Title: EEEN10035 Java Programming
Tutor: Geoff Rubner
1. Course Overview
EEEN10035 is a first year electrical engineering unit introducing students to Java Programming. It has 164 enrolments and received 9 nominations.
2. Comments from students
Geoff Rubner’s online resources for this module were first class and included an online fully interactive set of notes. This split the course up into sections and each incorporated quizzes and challenged which kept the learner fully engaged in the material. Feedback was provided on all of the online quizzes. This system made it much easier to learn when compared to large PDF versions of notes uploaded on other courses.Geoff Rubner also held several interactive tutorials where questions were listed on a screen and students could actually vote for answers on their smart phones. This eliminated some students hesitancy to answer questions in lectures as the votes appeared anonomous on the screen. Feedback was then provided after each question. The online resources could be found on the Java Programming blackboard page. These resources helped me to achieve a 1st in this module even though I expected to struggle. The interactive parts of the course kept me engaged and without it I would not of attained the grade I did.
Geoff is at an advantage in that the subject he is teaching, Java Programming, is essentially computer based so allows much scope for elearning to be incorporated into the course. He uses many different techniques very effectively: ‘mbclick’ in lecture interactive quizzes; online video tutorials guiding through java basics so far and ‘Course Marker’ software to provide exercises and feedback on tasks that we as students complete. So far, though we are only in week 4 of this course, the variety of interactive teaching techniques have been incredibly helpful and I hope to see more in the upcoming weeks of this semester. The discussion boards have also been used effectively as with most units in the EEE course. Response from the lecturer has been prompt and thorough.
The best elearning method used for the Java programming course is the use of an online quiz that can be accessed on the spot with instant answer and a well written feedback helping our understanding. Usually the online quiz is for topics already covered in previous lectures, thus it acts as a revision and also clears out many doubts. The method is very flexible as it can be accessed by majority of the students, those with laptops, smartphone and also normal phones (SMS- text message). The results are also accumulated and directly linked to the blackboard which are automatically saved and can be used in the future.
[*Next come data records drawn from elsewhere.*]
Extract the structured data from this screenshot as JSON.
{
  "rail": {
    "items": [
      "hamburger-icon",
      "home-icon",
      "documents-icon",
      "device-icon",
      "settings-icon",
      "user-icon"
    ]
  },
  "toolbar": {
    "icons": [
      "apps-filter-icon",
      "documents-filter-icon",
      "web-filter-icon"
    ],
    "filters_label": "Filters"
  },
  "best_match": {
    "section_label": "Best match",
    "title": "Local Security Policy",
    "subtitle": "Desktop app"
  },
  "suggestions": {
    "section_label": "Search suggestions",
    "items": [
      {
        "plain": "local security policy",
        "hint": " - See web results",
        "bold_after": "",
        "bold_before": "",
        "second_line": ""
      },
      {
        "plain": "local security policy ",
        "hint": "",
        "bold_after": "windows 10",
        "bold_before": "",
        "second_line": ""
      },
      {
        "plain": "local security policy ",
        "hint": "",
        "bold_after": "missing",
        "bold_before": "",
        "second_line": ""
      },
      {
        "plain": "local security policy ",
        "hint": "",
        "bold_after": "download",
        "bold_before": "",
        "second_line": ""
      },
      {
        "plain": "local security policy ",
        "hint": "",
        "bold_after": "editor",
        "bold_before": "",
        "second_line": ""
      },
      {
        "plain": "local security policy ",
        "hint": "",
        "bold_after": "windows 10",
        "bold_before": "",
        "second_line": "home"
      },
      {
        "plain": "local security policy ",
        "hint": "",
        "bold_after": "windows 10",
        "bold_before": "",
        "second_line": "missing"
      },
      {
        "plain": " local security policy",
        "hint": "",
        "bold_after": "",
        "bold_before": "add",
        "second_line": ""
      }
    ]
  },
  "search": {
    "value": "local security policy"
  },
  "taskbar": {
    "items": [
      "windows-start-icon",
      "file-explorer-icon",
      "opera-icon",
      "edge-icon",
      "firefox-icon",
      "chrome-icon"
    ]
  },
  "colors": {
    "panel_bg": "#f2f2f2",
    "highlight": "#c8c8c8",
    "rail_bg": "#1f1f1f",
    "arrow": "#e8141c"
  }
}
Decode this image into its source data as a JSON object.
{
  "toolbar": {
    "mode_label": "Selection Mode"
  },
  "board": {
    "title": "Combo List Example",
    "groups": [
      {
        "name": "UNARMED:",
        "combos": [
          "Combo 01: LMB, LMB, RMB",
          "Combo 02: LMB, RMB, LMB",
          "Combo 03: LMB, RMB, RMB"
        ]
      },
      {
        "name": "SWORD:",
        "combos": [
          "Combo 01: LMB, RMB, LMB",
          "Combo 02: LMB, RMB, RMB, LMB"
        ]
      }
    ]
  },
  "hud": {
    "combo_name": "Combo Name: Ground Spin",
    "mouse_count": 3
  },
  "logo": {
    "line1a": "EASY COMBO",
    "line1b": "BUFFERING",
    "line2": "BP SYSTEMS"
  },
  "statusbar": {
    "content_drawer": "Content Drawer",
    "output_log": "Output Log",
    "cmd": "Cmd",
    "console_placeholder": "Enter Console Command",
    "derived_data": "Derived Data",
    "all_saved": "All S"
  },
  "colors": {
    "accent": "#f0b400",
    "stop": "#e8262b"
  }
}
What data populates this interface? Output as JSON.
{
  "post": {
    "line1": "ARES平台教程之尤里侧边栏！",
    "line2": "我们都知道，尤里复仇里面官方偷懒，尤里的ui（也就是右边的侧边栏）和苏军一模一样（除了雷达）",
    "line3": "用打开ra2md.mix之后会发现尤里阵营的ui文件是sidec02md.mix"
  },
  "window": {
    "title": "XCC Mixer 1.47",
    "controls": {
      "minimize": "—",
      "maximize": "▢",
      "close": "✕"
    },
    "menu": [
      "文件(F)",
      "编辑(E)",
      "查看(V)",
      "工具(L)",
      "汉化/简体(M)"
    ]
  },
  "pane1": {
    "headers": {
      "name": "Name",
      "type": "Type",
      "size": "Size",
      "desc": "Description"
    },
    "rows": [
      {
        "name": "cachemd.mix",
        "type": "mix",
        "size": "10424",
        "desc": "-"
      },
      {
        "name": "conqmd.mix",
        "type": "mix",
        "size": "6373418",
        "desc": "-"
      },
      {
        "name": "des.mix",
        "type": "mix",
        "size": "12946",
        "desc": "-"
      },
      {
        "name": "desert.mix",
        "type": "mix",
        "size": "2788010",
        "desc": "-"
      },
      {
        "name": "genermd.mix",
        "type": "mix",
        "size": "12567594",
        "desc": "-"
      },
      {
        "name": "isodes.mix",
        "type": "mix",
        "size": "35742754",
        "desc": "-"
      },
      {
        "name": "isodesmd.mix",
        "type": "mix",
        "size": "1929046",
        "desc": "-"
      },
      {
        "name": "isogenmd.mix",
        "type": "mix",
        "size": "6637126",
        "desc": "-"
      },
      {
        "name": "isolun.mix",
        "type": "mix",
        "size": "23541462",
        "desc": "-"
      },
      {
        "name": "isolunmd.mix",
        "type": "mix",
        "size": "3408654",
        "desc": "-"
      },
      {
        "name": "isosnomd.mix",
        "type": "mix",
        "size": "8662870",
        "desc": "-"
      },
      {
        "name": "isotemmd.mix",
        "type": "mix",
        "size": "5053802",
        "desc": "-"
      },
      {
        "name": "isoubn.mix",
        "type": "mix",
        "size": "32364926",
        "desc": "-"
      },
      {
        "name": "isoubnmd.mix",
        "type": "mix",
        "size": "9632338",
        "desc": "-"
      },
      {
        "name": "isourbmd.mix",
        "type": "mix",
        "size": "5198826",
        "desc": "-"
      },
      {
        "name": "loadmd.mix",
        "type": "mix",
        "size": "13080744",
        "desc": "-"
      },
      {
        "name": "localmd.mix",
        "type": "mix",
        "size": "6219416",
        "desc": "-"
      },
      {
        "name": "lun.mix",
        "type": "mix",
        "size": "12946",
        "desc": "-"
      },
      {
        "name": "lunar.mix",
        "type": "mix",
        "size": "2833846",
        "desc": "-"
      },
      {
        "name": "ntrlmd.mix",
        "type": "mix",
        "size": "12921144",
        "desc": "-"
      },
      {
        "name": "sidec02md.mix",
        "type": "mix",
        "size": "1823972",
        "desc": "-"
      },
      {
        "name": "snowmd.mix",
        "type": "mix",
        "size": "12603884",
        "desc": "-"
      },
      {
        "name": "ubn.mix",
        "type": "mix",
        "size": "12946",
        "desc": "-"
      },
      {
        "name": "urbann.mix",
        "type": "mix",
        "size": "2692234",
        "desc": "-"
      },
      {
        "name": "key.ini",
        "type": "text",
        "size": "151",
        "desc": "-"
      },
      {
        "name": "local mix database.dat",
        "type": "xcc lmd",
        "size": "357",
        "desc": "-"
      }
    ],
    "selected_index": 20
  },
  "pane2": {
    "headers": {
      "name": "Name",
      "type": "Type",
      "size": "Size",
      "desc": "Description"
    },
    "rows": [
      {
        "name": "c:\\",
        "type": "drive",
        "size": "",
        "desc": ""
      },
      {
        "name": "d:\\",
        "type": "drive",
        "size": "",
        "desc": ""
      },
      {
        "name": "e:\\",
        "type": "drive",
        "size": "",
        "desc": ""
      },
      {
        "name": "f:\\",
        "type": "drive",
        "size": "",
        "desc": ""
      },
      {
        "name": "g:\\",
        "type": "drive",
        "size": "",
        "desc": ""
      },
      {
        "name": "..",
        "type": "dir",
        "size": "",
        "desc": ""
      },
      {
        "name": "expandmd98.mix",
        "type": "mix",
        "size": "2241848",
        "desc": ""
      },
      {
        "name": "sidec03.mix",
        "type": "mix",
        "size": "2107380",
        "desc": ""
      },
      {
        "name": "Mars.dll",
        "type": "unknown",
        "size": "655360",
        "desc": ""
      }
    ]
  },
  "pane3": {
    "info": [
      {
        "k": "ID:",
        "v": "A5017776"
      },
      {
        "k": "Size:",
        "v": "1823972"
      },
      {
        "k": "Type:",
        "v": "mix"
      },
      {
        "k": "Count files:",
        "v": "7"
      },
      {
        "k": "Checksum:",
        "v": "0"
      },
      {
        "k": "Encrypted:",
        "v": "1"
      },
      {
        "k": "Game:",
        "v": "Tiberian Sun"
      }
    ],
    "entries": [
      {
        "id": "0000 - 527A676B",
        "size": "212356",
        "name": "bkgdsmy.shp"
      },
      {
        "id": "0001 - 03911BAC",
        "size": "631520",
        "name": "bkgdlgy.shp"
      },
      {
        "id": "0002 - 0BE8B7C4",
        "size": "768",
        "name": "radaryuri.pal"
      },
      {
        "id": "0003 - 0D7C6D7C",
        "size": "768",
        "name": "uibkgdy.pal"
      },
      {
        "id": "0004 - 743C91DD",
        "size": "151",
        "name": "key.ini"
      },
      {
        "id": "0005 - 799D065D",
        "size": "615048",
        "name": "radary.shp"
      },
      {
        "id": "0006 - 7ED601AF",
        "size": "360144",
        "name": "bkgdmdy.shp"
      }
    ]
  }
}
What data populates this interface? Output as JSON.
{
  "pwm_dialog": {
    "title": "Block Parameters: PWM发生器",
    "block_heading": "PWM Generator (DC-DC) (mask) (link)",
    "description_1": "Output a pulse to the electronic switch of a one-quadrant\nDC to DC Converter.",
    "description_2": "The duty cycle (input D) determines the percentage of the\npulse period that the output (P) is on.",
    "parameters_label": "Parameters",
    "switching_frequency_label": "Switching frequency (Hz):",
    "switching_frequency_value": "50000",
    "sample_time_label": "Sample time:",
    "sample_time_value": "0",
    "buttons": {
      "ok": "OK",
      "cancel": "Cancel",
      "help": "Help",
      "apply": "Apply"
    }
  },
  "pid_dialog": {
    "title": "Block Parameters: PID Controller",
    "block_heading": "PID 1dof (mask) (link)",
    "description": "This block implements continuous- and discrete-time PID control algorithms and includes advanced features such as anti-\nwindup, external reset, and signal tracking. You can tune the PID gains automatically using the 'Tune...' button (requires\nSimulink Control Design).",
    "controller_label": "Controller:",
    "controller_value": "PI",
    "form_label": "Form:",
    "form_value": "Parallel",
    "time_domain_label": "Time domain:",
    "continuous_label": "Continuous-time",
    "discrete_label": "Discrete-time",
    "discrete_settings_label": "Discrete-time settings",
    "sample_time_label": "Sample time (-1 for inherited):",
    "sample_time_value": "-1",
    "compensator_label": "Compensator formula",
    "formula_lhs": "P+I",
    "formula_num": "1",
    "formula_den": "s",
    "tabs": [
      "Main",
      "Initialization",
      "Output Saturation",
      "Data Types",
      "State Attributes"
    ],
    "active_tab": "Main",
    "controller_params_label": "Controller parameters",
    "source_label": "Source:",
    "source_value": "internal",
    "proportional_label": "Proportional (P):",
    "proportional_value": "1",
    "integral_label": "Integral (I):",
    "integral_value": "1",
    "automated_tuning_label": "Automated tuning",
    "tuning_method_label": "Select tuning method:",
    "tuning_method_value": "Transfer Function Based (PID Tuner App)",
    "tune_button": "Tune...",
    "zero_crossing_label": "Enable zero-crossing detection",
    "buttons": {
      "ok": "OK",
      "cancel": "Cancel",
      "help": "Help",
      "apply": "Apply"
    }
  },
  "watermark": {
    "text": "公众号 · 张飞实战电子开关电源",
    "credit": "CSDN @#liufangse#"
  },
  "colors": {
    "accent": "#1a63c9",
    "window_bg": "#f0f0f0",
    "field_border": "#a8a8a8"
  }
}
Another fantastic feature is that occasionally we are shown a summary of the entire class performance. This helps us understand how well are we coping in the course.
During the lecture, either in the middle or towards the end the tutor will go into a quiz. This quiz uses a website called http://mbclick.manchester.ac.uk/ and can be accessed from smartphones, tablets or even through simple text messaging if one does not have any internet access. There are 4 questions about what we have learned in the recent class/classes. It means we can discuss with our peers and use our own understanding to come to an answer. The quiz is online so provides immediate feedback and will explain why an answer is correct or incorrect and overall helps to assess a student’s progress.
Mr Rubner uses many different method to engage and help the students in Java Programming. He provides personalised feedback on my performance and gives advice on how it might be improve by providing regular opportunities for me to evaluate my performance and encourage reflection, generally speaking this includes in-lecture quizzes (using mbclick), general assessment quizzes (using blackboard), programming assignments as coursework to submit (using CourseMarker). He encourages us to use new programs and try new things, giving no restrictions on the uses of specific syntax or otherwise. A discussion forum was opened before the course began where students can ask questions to each other or to Mr Bubner directly, he replies very quickly. All course notes, additional exercises, past papers with worked answers are available on blackboard.
Interactive lecture supplementary notes. There was so much stuff, interactive informational sections with pictures and the quizes were useful too.It really helped me learn a challenging subject. There was an excellent balance between knowledge, explanation and testing.
Great, innovative blackboard resources. Exceptionally helpful revision quizzes on blackboard.
The java course I took in the second semester of last year utilized the advantages of blackboard very well. There were a good number of online quizzes which were multiple-choice and marked instantly with feedback. For each graded quiz, there was a warm-up version which could be done as many times before the actual test. There was a forum on blackboard for discussion where questions were answered in good time either by the lecturer or other students. Coursework written in code was also assesed in code and feedback showing potential errors was also generated by the lecturer’s code. The course was interesting and worked well with e-learning techniques.
3. Comments from Dr. Geoff Rubner
What was the most successful aspect of eLearning elements in your course unit?
Students liked the videos and quizzes. In-class I used mbclick as usual, and I received a lot of positive comments about that in the Unit Evaluation Questionnaires.
What was the rationale behind your main eLearning features?
The rationale, as always, is to return as much feedback as possible to students. Also, to continue to try and improve the areas of the course they have difficulties with.